Having written all this I'm not sure why you should be lumped with it!  My apologies if it all sounds too much.   

*Wine riots and the tax on happiness
 
By the time you’re reading this Gordon Brown will have increased the Excise on wine by a few pence. So what? No big deal; hardly cause for a riot. Now take a look at the simplified economics of two bottles of wine – one selling for a tenner, the other for a fiver:
 
Retail price
£4.99
£9.99
 
minus VAT
£0.74
£ 1.49
Tax #1: 17.5% of the selling price
minus Excise
£1.33
£ 1.33
Tax #2: a flat £1.33 irrespective of the price 
minus Importer & Retailer margins
£2.00
£ 4.00
Simplified, but about 40% of the price
minus Transport & Packaging
£0.70
£ 0.70
Flat cost of bottle, cork, label, box and transport
Equals value of wine in the bottle
£0.22
£ 2.47
This is what is left to pay for the quality of the wine
 
Does it come as a bit of a surprise to realise £2.07 of your £4.99 bottle of wine (or 41%) goes to our dear Gordon in tax?
 
Does it come as a bit of a surprise to realise that a £4.99 bottle really contains just 22p of wine?
 
If every year Gordon adds another few pence to Excise here’s what really happens:
1.      The retail price remains the same – we consumers don’t like paying more and market research indicates that if a price moved from £4.99 to £5.02 we would buy a lot less.

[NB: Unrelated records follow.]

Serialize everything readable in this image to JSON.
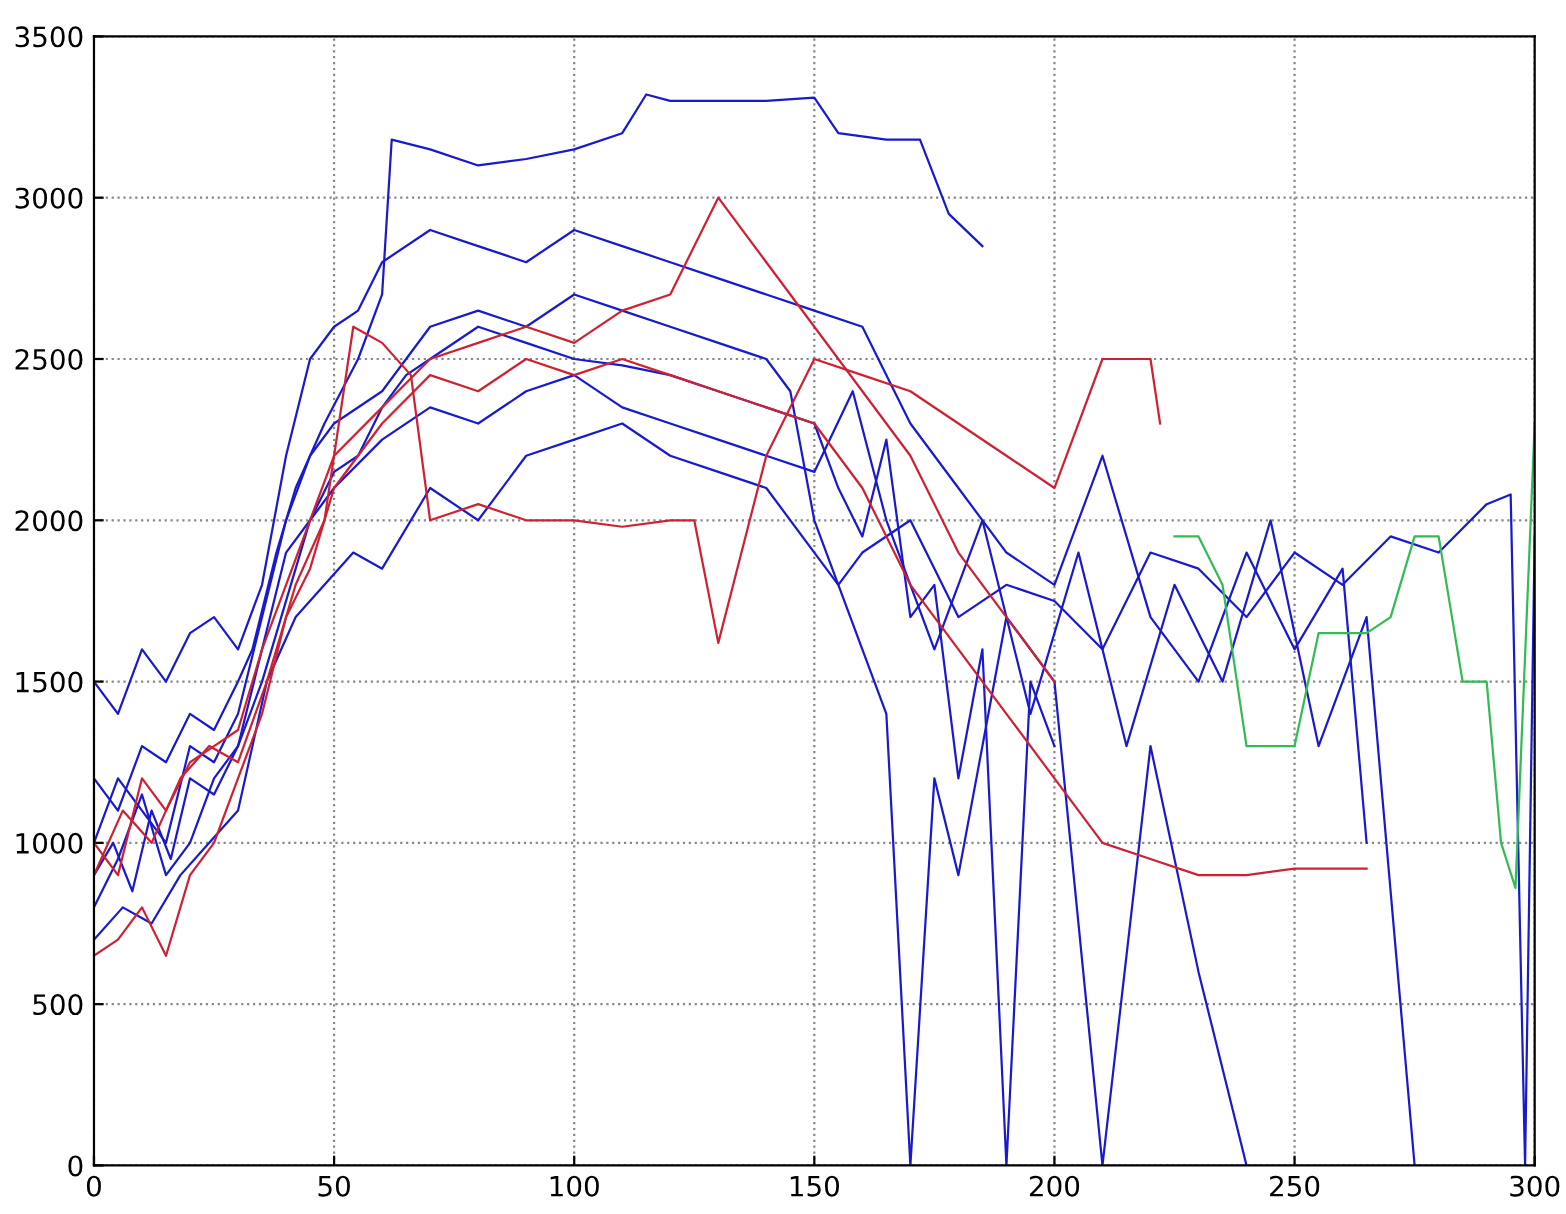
{
  "chart_data": {
    "type": "line",
    "xlim": [
      0,
      300
    ],
    "ylim": [
      0,
      3500
    ],
    "xticks": [
      0,
      50,
      100,
      150,
      200,
      250,
      300
    ],
    "yticks": [
      0,
      500,
      1000,
      1500,
      2000,
      2500,
      3000,
      3500
    ],
    "grid": true,
    "line_style": "solid",
    "marker": "none",
    "series": [
      {
        "color": "#1a1acc",
        "x": [
          0,
          5,
          10,
          15,
          20,
          25,
          30,
          33,
          38,
          42,
          48,
          55,
          60,
          62,
          70,
          80,
          90,
          100,
          110,
          115,
          120,
          130,
          140,
          150,
          155,
          165,
          172,
          178,
          185
        ],
        "values": [
          1200,
          1100,
          1300,
          1250,
          1400,
          1350,
          1500,
          1600,
          1900,
          2100,
          2300,
          2500,
          2700,
          3180,
          3150,
          3100,
          3120,
          3150,
          3200,
          3320,
          3300,
          3300,
          3300,
          3310,
          3200,
          3180,
          3180,
          2950,
          2850
        ]
      },
      {
        "color": "#1a1acc",
        "x": [
          0,
          4,
          8,
          12,
          16,
          20,
          25,
          30,
          35,
          40,
          45,
          50,
          55,
          60,
          65,
          70,
          80,
          90,
          100,
          110,
          120,
          130,
          140,
          150,
          155,
          160,
          165,
          170,
          175,
          180,
          185,
          190,
          195,
          200
        ],
        "values": [
          900,
          1000,
          850,
          1100,
          950,
          1200,
          1150,
          1300,
          1600,
          1900,
          2000,
          2150,
          2200,
          2350,
          2450,
          2500,
          2600,
          2550,
          2500,
          2480,
          2450,
          2400,
          2350,
          2300,
          2100,
          1950,
          2250,
          1700,
          1800,
          1200,
          1600,
          0,
          1500,
          1300
        ]
      },
      {
        "color": "#1a1acc",
        "x": [
          0,
          5,
          10,
          15,
          20,
          25,
          30,
          35,
          40,
          45,
          50,
          55,
          60,
          70,
          80,
          90,
          100,
          110,
          120,
          130,
          140,
          150,
          160,
          170,
          180,
          190,
          200,
          210,
          220,
          230,
          240,
          250,
          260,
          265
        ],
        "values": [
          1500,
          1400,
          1600,
          1500,
          1650,
          1700,
          1600,
          1800,
          2200,
          2500,
          2600,
          2650,
          2800,
          2900,
          2850,
          2800,
          2900,
          2850,
          2800,
          2750,
          2700,
          2650,
          2600,
          2300,
          2100,
          1900,
          1800,
          2200,
          1700,
          1500,
          1900,
          1600,
          1850,
          1000
        ]
      },
      {
        "color": "#1a1acc",
        "x": [
          0,
          6,
          12,
          18,
          24,
          30,
          36,
          42,
          48,
          54,
          60,
          70,
          80,
          90,
          100,
          110,
          120,
          130,
          140,
          150,
          155,
          160,
          165,
          170,
          175,
          180,
          190,
          200,
          210,
          220,
          230,
          240
        ],
        "values": [
          700,
          800,
          750,
          900,
          1000,
          1100,
          1500,
          1700,
          1800,
          1900,
          1850,
          2100,
          2000,
          2200,
          2250,
          2300,
          2200,
          2150,
          2100,
          1900,
          1800,
          1600,
          1400,
          0,
          1200,
          900,
          1700,
          1500,
          0,
          1300,
          600,
          0
        ]
      },
      {
        "color": "#1a1acc",
        "x": [
          0,
          5,
          10,
          15,
          20,
          25,
          30,
          35,
          40,
          45,
          50,
          60,
          70,
          80,
          90,
          100,
          110,
          120,
          130,
          140,
          145,
          150,
          155,
          160,
          170,
          180,
          190,
          200,
          210,
          220,
          230,
          240,
          250,
          260,
          270,
          280,
          290,
          295,
          298,
          300
        ],
        "values": [
          1000,
          1200,
          1100,
          1000,
          1300,
          1250,
          1400,
          1700,
          2000,
          2200,
          2300,
          2400,
          2600,
          2650,
          2600,
          2700,
          2650,
          2600,
          2550,
          2500,
          2400,
          2000,
          1800,
          1900,
          2000,
          1700,
          1800,
          1750,
          1600,
          1900,
          1850,
          1700,
          1900,
          1800,
          1950,
          1900,
          2050,
          2080,
          0,
          1950
        ]
      },
      {
        "color": "#1a1acc",
        "x": [
          0,
          5,
          10,
          15,
          20,
          25,
          30,
          35,
          40,
          45,
          50,
          60,
          70,
          80,
          90,
          100,
          110,
          120,
          130,
          140,
          150,
          158,
          165,
          175,
          185,
          195,
          205,
          215,
          225,
          235,
          245,
          255,
          265,
          275
        ],
        "values": [
          800,
          950,
          1150,
          900,
          1000,
          1200,
          1300,
          1500,
          1750,
          2000,
          2100,
          2250,
          2350,
          2300,
          2400,
          2450,
          2350,
          2300,
          2250,
          2200,
          2150,
          2400,
          2000,
          1600,
          2000,
          1400,
          1900,
          1300,
          1800,
          1500,
          2000,
          1300,
          1700,
          0
        ]
      },
      {
        "color": "#cc2233",
        "x": [
          0,
          5,
          10,
          15,
          20,
          25,
          30,
          35,
          40,
          45,
          50,
          55,
          60,
          70,
          80,
          90,
          100,
          110,
          120,
          130,
          140,
          150,
          160,
          170,
          180,
          190,
          200,
          210,
          220,
          230,
          240,
          250,
          265
        ],
        "values": [
          650,
          700,
          800,
          650,
          900,
          1000,
          1200,
          1400,
          1700,
          1850,
          2100,
          2200,
          2300,
          2450,
          2400,
          2500,
          2450,
          2500,
          2450,
          2400,
          2350,
          2300,
          2100,
          1800,
          1600,
          1400,
          1200,
          1000,
          950,
          900,
          900,
          920,
          920
        ]
      },
      {
        "color": "#cc2233",
        "x": [
          0,
          6,
          12,
          18,
          24,
          30,
          36,
          42,
          48,
          54,
          60,
          66,
          70,
          80,
          90,
          100,
          110,
          120,
          125,
          130,
          140,
          150,
          160,
          170,
          180,
          190,
          200,
          210,
          220,
          222
        ],
        "values": [
          900,
          1100,
          1000,
          1200,
          1300,
          1250,
          1500,
          1800,
          2000,
          2600,
          2550,
          2450,
          2000,
          2050,
          2000,
          2000,
          1980,
          2000,
          2000,
          1620,
          2200,
          2500,
          2450,
          2400,
          2300,
          2200,
          2100,
          2500,
          2500,
          2300
        ]
      },
      {
        "color": "#cc2233",
        "x": [
          0,
          5,
          10,
          15,
          20,
          25,
          30,
          35,
          40,
          50,
          60,
          70,
          80,
          90,
          100,
          110,
          120,
          130,
          140,
          150,
          160,
          170,
          180,
          190,
          200
        ],
        "values": [
          1000,
          900,
          1200,
          1100,
          1250,
          1300,
          1350,
          1600,
          1800,
          2200,
          2350,
          2500,
          2550,
          2600,
          2550,
          2650,
          2700,
          3000,
          2800,
          2600,
          2400,
          2200,
          1900,
          1700,
          1500
        ]
      },
      {
        "color": "#33bb55",
        "x": [
          225,
          230,
          235,
          240,
          245,
          250,
          255,
          260,
          265,
          270,
          275,
          280,
          285,
          290,
          293,
          296,
          300
        ],
        "values": [
          1950,
          1950,
          1800,
          1300,
          1300,
          1300,
          1650,
          1650,
          1650,
          1700,
          1950,
          1950,
          1500,
          1500,
          1000,
          860,
          2300
        ]
      }
    ]
  }
}
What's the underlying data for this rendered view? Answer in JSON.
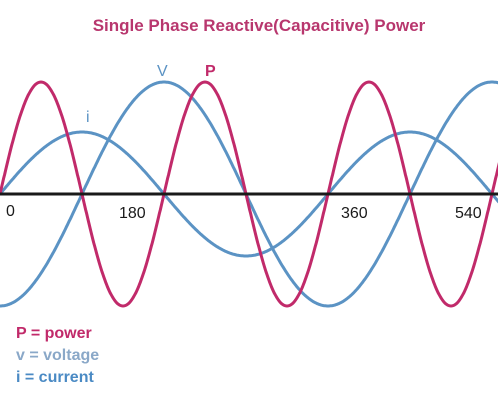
{
  "title": "Single Phase  Reactive(Capacitive) Power",
  "colors": {
    "title": "#b8376e",
    "power": "#c12a6a",
    "voltage": "#5b93c4",
    "current": "#5b93c4",
    "axis": "#1a1a1a",
    "legend_power": "#c12a6a",
    "legend_voltage": "#8aa8c8",
    "legend_current": "#4a8ac4"
  },
  "curve_labels": {
    "voltage": "V",
    "power": "P",
    "current": "i"
  },
  "x_ticks": [
    "0",
    "180",
    "360",
    "540"
  ],
  "legend": [
    {
      "text": "P = power",
      "key": "legend_power"
    },
    {
      "text": "v = voltage",
      "key": "legend_voltage"
    },
    {
      "text": "i = current",
      "key": "legend_current"
    }
  ]
}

2.      The importer and retailer do not reduce their margin (their costs have risen); the 3p must be absorbed by the last in the chain – the grape farmer.
3.      The grape farmer has a family to feed. He can reduce the quality by increasing his volume (by encouraging his vines to produce more grapes with fertilizers and not thinning out the poor quality ones). Note: if previously he was receiving 25p for his grapes and now he is receiving 22p he actually needs to produce 14% more grapes to make as much to feed his family. 
4.      Or, if he is a French grape farmer, he can riot. The French government placates the rioting grape farmer with an EU subsidy. And no prizes for guessing who ends up paying for that subsidy.
 
How does Gordon justify this? Ah well wine contains evil alcohol you see, so this tax is used to pay for helping alcoholics and for drink-driving campaigns. Oh really? So Gordon spends the billions of pounds every year raised by Excise on these wine-driven evils? No. And if the good versus evil health argument were being applied, what about all the evidence that wine in moderation is actually good for us? Gordon should probably be subsidising wine not taxing it.
 
No, Gordon increases the Excise every year by a few pennies because he knows we won’t riot. He can tax us more; the consumer price stays the same; and the French riot. Voila!